Le tourisme, pilier incontournable de l’économie mauricienne depuis les années 1980, peine également à retrouver son dynamisme d’avant la pandémie. Si la fréquentation européenne, notamment française et allemande, et sud-africaine, reste relativement stable, les professionnels du secteur ne parviennent pas à diversifier leur clientèle et à conquérir de nouveaux marchés à fort potentiel. Pendant ce temps, des concurrents directs comme les Seychelles ou les Maldives ont réussi à repositionner leur offre, en attirant massivement les touristes indiens, chinois et du Moyen-Orient. Cette stratégie privilégiant le statu quo pèse lourdement sur la compétitivité touristique de Maurice, dont le modèle demeure trop centré sur ses marchés traditionnels et vulnérables aux chocs économiques exogènes. Cela, alors même que les cas d’agressions et de vols contre les touristes se multiplient et sont loin de projeter une image positive sur la destination touristique mauricienne.

Autre pilier sous pression : le secteur financier. L’île, qui s’était imposée comme une plateforme incontournable pour les investissements vers l’Inde et l’Afrique, subit les conséquences du renouvellement du traité fiscal avec l’Inde en 2016. La perte de certains avantages fiscaux, conjuguée à une pression réglementaire internationale accrue, notamment de la part du Groupe d’action financière (GAFI) et de l’Union européenne, a affaibli l’attractivité du centre financier mauricien confronté aujourd’hui à d’autres compétiteurs dans la région. Les choses se compliquent avec une Financial Services Commission sans Chief Executive Officer depuis quatre mois suivant le changement du gouvernement, alors que les dossiers s’empilent et les interrogations et autres demandes d’informations des opérateurs restent sans réponse. Entretemps, l’exode des jeunes professionnels en quête de meilleures opportunités dans d’autres juridictions se poursuit.

Signaux inquiétants

Quant au textile, autre fleuron industriel né des réformes des années 1980, il a été rattrapé par la concurrence des pays à bas salaires comme Madagascar ou le Bangladesh. Face à une grave pénurie de main-d’œuvre dans ce secteur, l’imposition de 40 % des exportations sur les exportations, dont le textile, par la nouvelle administration Trump, même si un sursis de 90 jours a été accordé, devrait changer la configuration de cette industrie avec le renouvellement de l’African Growth and Opportunity Act fortement en suspens.
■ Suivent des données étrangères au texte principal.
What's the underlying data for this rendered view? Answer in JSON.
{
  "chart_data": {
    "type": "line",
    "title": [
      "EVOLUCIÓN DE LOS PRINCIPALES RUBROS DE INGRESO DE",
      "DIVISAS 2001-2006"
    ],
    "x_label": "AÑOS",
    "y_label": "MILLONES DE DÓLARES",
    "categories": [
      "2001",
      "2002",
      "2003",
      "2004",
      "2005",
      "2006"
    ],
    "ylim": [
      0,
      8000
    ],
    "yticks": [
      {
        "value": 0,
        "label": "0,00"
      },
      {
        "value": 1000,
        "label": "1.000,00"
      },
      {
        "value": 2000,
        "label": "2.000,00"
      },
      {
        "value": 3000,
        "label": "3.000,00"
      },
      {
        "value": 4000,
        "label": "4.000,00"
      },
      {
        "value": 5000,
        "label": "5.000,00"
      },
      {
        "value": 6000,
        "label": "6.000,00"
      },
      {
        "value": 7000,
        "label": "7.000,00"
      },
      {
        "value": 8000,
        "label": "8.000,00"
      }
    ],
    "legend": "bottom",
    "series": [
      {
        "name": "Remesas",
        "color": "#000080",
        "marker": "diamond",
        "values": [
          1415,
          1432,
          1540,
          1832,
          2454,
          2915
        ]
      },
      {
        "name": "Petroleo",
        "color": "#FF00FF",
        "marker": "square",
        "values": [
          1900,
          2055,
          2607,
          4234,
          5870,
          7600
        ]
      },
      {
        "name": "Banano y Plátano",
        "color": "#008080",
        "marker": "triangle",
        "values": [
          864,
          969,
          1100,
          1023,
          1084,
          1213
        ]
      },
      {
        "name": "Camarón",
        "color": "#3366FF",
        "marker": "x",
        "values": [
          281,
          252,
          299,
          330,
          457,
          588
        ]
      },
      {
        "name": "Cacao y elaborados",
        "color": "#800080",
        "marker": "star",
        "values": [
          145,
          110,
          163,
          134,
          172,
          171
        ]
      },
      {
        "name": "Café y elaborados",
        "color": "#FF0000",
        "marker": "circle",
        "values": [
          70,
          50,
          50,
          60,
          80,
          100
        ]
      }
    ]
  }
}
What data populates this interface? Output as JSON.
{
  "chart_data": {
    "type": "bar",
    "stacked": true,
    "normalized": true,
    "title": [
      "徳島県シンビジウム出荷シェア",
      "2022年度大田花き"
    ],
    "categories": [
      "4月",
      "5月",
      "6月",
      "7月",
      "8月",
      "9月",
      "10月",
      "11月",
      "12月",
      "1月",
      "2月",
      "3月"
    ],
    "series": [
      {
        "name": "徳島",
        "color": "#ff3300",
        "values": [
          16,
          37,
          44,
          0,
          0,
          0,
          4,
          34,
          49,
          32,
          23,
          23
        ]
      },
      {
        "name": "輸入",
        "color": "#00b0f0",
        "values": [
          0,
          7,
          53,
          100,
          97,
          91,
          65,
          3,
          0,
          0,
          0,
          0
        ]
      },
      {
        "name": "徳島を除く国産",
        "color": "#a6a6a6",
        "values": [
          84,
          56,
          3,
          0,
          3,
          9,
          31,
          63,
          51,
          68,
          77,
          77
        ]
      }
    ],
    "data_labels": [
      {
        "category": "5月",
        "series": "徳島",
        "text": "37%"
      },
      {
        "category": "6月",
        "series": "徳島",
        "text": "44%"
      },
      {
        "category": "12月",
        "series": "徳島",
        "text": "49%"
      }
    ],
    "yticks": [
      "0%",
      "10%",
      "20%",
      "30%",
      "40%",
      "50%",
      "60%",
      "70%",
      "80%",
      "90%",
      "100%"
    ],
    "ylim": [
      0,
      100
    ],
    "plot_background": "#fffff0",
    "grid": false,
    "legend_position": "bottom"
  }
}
Sans doute, le climat de gouvernance constitue des signaux inquiétants. L’image du pays reste pour le moins écornée par les arrestations, largement relayées dans les médias internationaux, de plusieurs figures emblématiques du précédent gouvernement. L’ancien Premier ministre, Pravind Jugnauth, son ministre des Finances, Renganaden Padayachy, ainsi que l’ancien gouverneur de la Banque de Maurice, Harvesh Seegolam, sont désormais éclaboussés par des affaires de blanchiment d’argent, de détournement de fonds publics et de mauvaise gestion. Ce contexte a accentué la défiance aussi bien des citoyens que des investisseurs étrangers, minant le capital de crédibilité que Maurice avait patiemment construit depuis son indépendance.

En même temps, on entend la petite musique qui monte et qui veut faire croire dans certains milieux que la Financial Crimes Commission (FCC) est en train d’overdo par rapport à ces high profile cases impliquant ces ex-VVIP. Or, de l’avis de certains observateurs, «il faut savoir ce qu’on veut. Soit on veut un pays où les puissants restent impunis, comme c’était le cas avant, ou on veut un judiciaire foncièrement indépendant avec une seule justice pour tout le monde, même si certains, ayant occupé des postes hiérarchiques au sein de l’État dans le passé, doivent faire des défilés au siège de la FCC».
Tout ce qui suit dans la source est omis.